I’ve told him all about my dreams and he’s told me all about his past. Stuff I doubt anyone, except maybe Ruin, knows. Though I doubt it. I think it’s more stuff that has been cluttering up his mind, stuff he didn’t dare say out loud to anyone. Until I came along and listened.
The morning sun is blindingly bright and I’m alone in bed. I can hear him outside, cleaning the grill, humming a song to himself. A song I know too, but can’t name right now.
The bed is so wonderfully warm and smells like him—like wood, fire smoke and grass—that I really don’t want to get up yet. But his arms around me are better so I do.
I grab the last of our iced coffees and walk out on the porch, just watching him work and hum for a while. He has no idea I’m here and starts singing the song he’d been humming for real. I finally recognize it as an old rock ballad that I used to listen to on repeat when I was in junior high.
“Every rose has its thorn,” I join in the singing on the chorus.
Unfortunately hearing me shocks him into silence.
“Keep going,” I say. “I didn’t know you could sing.”
“I can’t,” he says. “As you just heard.”
He’s being modest. He can sing. Probably inherited the talent from his mom.
He drops the rag he was using to clean the grill and walks over, wrapping his arms loosely around my neck and leans down to give me a good morning kiss. Those are always the sweetest.

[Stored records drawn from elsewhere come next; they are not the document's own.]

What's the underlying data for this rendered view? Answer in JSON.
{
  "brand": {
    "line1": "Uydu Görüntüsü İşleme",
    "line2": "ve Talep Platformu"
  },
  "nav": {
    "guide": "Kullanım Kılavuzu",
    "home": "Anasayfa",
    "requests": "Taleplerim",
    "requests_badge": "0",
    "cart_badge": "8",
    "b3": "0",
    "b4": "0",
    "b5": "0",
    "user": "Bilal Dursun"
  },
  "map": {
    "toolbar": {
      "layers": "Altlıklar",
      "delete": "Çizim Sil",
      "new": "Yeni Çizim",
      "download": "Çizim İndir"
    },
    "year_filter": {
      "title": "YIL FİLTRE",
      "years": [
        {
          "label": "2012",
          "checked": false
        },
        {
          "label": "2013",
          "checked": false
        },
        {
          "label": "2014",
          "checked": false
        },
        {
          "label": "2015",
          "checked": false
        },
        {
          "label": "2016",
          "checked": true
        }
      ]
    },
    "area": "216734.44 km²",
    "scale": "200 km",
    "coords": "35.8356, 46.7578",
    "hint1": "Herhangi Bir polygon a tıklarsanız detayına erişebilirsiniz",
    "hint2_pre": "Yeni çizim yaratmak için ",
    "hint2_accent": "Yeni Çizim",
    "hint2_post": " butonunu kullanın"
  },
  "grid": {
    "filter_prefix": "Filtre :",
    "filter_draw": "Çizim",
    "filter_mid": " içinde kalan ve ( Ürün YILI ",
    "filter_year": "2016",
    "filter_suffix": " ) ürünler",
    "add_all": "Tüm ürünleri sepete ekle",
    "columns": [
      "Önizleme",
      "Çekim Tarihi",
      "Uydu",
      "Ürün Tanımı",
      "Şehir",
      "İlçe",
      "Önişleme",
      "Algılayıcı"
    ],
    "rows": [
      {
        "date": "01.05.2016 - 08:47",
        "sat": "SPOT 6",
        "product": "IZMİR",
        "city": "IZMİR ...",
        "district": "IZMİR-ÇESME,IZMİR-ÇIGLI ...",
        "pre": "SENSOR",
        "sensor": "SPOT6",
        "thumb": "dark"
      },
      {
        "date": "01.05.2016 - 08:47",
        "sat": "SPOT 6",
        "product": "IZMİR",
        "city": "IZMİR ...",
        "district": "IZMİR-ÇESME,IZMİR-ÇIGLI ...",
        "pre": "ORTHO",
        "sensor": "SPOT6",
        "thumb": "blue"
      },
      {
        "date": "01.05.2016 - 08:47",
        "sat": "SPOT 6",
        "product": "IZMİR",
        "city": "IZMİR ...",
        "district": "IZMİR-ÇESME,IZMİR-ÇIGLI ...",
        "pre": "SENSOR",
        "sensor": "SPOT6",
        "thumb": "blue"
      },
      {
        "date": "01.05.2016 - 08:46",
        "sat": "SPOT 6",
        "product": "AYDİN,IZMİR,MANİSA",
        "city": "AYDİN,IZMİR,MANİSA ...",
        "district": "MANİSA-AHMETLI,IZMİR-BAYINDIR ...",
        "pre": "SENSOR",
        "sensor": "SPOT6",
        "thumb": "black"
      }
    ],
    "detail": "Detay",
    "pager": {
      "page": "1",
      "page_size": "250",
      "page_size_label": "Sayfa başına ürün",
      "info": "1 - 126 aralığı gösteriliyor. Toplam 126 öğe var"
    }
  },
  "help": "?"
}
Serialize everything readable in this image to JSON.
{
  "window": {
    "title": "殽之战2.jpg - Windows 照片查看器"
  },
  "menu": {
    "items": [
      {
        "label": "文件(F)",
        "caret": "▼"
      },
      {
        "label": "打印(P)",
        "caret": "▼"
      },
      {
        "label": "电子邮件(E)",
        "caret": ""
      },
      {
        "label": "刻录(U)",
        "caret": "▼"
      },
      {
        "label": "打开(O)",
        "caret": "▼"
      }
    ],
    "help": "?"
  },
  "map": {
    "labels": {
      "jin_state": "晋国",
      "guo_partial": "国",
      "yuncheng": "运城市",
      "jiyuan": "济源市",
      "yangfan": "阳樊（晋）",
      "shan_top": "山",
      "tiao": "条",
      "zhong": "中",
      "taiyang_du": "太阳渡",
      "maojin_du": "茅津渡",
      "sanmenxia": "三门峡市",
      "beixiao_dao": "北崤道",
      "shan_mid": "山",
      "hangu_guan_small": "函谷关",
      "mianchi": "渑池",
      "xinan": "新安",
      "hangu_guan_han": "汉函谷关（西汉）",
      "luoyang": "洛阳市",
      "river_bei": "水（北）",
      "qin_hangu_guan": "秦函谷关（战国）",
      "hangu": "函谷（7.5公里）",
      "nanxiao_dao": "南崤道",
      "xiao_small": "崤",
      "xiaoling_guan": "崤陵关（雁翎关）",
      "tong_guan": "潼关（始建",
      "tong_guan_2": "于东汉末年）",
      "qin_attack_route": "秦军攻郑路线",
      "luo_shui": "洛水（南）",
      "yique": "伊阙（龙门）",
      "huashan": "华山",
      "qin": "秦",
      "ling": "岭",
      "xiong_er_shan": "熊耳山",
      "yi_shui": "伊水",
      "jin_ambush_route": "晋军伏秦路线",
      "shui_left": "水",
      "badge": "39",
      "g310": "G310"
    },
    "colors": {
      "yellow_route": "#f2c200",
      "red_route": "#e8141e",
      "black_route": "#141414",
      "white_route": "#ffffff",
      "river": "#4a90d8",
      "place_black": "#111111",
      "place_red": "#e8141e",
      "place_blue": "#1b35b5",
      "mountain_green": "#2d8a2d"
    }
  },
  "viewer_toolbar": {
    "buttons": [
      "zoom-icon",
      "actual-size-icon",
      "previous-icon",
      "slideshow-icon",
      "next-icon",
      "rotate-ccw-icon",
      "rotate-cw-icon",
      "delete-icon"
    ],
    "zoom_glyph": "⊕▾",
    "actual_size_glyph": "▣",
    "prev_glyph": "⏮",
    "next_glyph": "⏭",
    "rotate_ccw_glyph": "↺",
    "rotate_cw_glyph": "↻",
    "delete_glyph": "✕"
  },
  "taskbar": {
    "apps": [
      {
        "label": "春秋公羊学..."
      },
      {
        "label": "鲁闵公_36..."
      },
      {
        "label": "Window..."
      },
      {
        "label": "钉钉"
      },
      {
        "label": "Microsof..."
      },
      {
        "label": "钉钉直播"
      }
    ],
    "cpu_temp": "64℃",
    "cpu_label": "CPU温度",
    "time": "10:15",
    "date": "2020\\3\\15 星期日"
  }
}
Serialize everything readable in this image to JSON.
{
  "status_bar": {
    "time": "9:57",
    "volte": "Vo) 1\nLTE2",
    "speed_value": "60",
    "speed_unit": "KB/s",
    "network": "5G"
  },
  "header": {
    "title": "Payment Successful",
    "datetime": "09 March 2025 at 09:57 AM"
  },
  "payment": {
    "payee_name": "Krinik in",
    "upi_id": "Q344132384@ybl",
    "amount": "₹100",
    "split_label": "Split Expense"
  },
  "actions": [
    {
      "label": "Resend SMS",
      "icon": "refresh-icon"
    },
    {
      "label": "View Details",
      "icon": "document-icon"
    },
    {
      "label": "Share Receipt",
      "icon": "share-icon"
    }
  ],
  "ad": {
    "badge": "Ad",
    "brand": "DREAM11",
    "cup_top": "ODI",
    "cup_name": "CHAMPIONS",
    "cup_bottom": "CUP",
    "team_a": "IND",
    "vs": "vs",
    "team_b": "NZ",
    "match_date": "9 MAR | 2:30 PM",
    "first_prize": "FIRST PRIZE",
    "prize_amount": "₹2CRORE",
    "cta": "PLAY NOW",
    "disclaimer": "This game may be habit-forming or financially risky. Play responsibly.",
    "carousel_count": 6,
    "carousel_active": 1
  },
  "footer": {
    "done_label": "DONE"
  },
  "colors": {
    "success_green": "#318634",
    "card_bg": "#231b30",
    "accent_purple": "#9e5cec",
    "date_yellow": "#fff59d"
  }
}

“We should make the trip to the store again,” I say. “We’re running out of coffee. And chips.”
He just gazes into my eyes, his kind of soft and unfocused like he didn’t hear what I said.
I’m just about to repeat it, when he says, “Ice and a couple of the others are coming to get us in a few hours.”
Hearing the words makes me feel like I’ve swallowed a bunch of cement and now it’s hardening in my stomach.
“OK, good,” I say. “Then we can finally go home.”
“You’re going home with your dad, I’m staying in LA to help Hunter with something.”
“What?”
“Something about getting Trixie’s engagement ring back,” he explains.
But that’s not exactly what I meant by my question. I leave his embrace though I miss his arms around me the second they’re gone.
“Do you have to stay here? Can’t you come with me?”
That’s more along the lines of what I meant by my question.
“This is what I do,” he says. “If they need me, I’m always there. Besides, I haven’t seen any action in months. I miss it.”
I just nod along, since I’m all out of things to say. Obviously, I can’t keep him from MC business. I never thought I would even try. What I really want is for us to just stay at this cabin indefinitely. But I know that’s impossible.
“And I don’t think we should tell anyone about what happened here,” he adds, his voice so low I can almost pretend not to have heard him.